Marcus R. Ross is a vertebrate paleontologist and young Earth creationist, and has received some media coverage for the apparent conflict between his young earth creationism and his dissertation on tracking the diversity, biostratigraphy, and extinction of mosasaurs (short answer: he doesn’t believe his own work, which raises some questions concerning intellectual honesty to begin with). Larry Moran weighs in here. This one raises some important questions. How does Ross manage to compartmentalize to this extent? The answer explains why fire and brimstone fundie literalists are so fond of flakier-than-flaky postmodernism (see also here). Ross is currently an Assistant Professor of Geology in the Biology/Chemistry Department at Liberty University, and Assistant Director of the Center for Creation Studies. What kind of education is his students getting, one may wonder? Well, this is illuminating.
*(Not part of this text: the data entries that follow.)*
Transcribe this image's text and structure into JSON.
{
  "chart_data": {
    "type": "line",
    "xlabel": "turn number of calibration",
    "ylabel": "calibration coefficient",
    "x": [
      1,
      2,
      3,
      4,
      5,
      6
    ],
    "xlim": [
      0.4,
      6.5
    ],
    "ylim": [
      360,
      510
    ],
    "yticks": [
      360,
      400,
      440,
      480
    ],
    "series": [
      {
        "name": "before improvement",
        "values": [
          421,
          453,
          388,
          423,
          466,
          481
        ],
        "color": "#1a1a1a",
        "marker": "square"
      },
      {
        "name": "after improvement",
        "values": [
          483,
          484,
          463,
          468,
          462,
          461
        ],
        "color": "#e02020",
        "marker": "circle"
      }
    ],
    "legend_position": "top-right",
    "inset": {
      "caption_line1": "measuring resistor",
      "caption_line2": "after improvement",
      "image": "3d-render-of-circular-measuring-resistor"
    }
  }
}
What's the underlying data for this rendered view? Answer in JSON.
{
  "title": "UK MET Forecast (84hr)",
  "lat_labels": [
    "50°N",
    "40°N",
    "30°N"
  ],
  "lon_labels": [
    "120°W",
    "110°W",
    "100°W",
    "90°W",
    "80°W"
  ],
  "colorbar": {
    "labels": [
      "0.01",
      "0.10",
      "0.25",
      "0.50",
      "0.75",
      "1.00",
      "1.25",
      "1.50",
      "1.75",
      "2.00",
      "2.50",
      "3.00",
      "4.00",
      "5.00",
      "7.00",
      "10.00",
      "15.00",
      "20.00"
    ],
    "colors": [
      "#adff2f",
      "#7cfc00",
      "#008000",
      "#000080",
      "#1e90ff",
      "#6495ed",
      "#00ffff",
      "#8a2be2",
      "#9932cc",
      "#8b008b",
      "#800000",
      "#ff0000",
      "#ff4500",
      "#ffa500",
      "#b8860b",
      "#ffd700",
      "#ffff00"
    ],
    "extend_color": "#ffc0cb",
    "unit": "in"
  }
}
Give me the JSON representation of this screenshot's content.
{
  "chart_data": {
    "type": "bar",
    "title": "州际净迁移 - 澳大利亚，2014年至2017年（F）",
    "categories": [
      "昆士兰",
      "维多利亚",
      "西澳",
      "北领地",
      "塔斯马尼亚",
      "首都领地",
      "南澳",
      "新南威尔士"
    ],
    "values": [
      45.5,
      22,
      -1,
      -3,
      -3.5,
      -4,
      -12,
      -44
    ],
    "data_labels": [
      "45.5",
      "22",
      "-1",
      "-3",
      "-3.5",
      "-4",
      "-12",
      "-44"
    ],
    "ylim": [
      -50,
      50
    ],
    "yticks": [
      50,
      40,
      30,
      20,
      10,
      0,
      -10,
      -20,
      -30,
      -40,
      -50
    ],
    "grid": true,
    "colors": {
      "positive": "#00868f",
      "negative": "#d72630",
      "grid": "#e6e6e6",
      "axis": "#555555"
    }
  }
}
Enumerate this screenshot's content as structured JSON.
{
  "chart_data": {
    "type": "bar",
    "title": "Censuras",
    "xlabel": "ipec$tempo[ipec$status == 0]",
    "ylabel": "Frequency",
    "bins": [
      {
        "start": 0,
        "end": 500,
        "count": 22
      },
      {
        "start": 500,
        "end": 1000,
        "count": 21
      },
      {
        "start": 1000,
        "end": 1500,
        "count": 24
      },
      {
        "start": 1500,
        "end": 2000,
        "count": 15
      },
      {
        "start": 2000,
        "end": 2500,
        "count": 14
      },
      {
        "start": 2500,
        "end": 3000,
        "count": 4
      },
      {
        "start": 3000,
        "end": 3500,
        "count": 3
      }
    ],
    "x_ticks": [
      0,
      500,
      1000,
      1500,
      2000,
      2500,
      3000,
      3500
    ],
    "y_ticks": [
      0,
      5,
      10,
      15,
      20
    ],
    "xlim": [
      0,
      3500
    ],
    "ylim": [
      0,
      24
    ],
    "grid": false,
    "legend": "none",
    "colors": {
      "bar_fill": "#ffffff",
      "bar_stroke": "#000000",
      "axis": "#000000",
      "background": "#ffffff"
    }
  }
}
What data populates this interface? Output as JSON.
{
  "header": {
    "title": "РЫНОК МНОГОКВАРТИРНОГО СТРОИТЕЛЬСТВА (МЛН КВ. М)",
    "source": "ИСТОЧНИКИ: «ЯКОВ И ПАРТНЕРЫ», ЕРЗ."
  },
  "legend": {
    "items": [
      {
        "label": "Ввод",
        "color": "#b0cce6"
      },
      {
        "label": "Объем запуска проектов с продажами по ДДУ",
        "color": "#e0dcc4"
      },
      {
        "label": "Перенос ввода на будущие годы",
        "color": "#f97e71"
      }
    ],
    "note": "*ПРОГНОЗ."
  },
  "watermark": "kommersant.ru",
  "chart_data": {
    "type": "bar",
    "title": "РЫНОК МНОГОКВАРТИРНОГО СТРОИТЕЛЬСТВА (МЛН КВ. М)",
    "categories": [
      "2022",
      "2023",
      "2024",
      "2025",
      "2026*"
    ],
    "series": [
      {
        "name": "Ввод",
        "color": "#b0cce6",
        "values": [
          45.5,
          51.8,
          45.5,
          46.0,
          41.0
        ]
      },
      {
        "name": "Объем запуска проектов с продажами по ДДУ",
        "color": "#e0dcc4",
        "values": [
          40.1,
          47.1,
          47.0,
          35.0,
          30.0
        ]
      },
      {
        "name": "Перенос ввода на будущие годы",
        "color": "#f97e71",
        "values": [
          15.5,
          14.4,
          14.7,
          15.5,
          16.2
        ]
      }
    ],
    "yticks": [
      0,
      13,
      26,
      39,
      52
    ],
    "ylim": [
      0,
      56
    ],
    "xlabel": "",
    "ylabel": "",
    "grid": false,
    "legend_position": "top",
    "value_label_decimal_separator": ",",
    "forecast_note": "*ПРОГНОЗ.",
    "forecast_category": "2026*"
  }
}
As a grad student, Ross was a fellow of the Discovery Institute and participated (with old earth creationist Fred Heeren) the infamous Kunming conference in China (which was notable for being secretly funded by the Discovery Institute to paint an aura of scientific legitimacy on intelligent design).

The best statement on the Ross situation, and what it shows, can be found here.

Ross, by the way, was the guy who presented the paper “ONTOGENETIC DEPTH AS A COMPLEXITY METRIC FOR THE CAMBRIAN EXPLOSION” with Paul Nelson back in the olden days (not yesterday).

Diagnosis: Probably one of the world’s most skilled mental compartmentalizers, Ross used his unique skill to attain a whiff of authority that he currently deploys ardently to make the world a worse place. Sad.

Update May 22, 2013: Note that Fred Heeren, mentioned in this entry, appears to have later renounced creationism altogether.